Figure 9. Nature description propagation in Montezuma’s daughter. For this larger corpus, the nature words list worked out well (to some extent), as seen from the score histogram. So, we can sort of rely on this timeline picture and say that there are quite a lot of nature descriptions in the last-middle half of the novel, which is not quite wrong. Anahuaq (currently Mexico) in the 15th century is quite well described when the protagonist becomes the king of the tribes there, which happens at around the middle of the novel.

Conclusion

This was just a glimpse of what data could be visualized about novels to give the readers some notion about the emotional experience  as they read a novel along. There can be many other useful information about novels that can be encoded in this timeline-like pictures. The work here does not do justice to the title, I agree, but hey, this was just me spending some spare weekend time off research and other duties to explore what sort of patterns and pictures emerge from the novels I read!

The deciding factors here are (a) a comprehensive list of emotion/sentiment words and (b) a nice heuristic to compare sentences or paragraphs. Let’s be honest, net summation scheme sucks for many logical reasons, for one thing it leaves out small and detailed sentiment strengths in paragraphs or sentences. Nevertheless, I saw some patterns that I expected to see, so it did the job for now. A better scheme could be a Taylor series like summation. As more words from the emotion database are found in the novel, the squared, cubic etc terms of those values will be added to the overall sentiment strength.

The information visualization and art aspects of such images can’t be ignored. From my Google search I have not found anything about such visualization, but it’s quite hard to believe no infovis researchers attempted such work. I am interested to see what sort of work has been done so far.

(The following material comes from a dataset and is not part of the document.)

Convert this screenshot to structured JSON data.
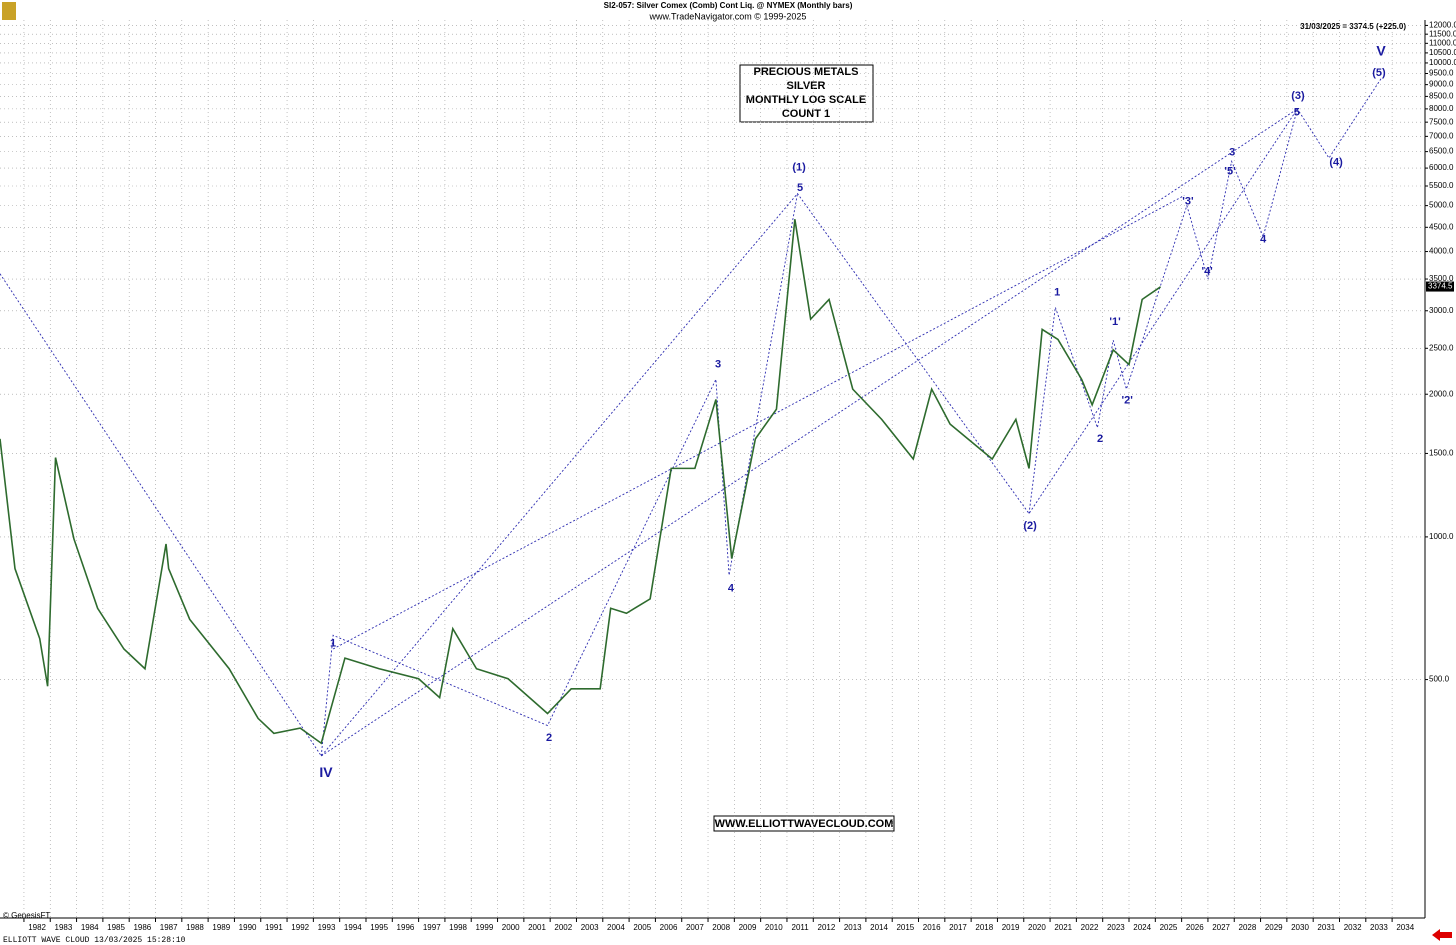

With a carefully chosen color map, such patterns can be quite artsy from the reader’s or writer’s perspective. The amount of information that can be embedded in a 2D image is limited though, the Free Lunch theorem applies here. An image based on emotions and sentiments in a novel seemed logical to me, however, there can be other aspects equally important to the reader. The experience of reading a novel is quite personalized, different readers value different factors.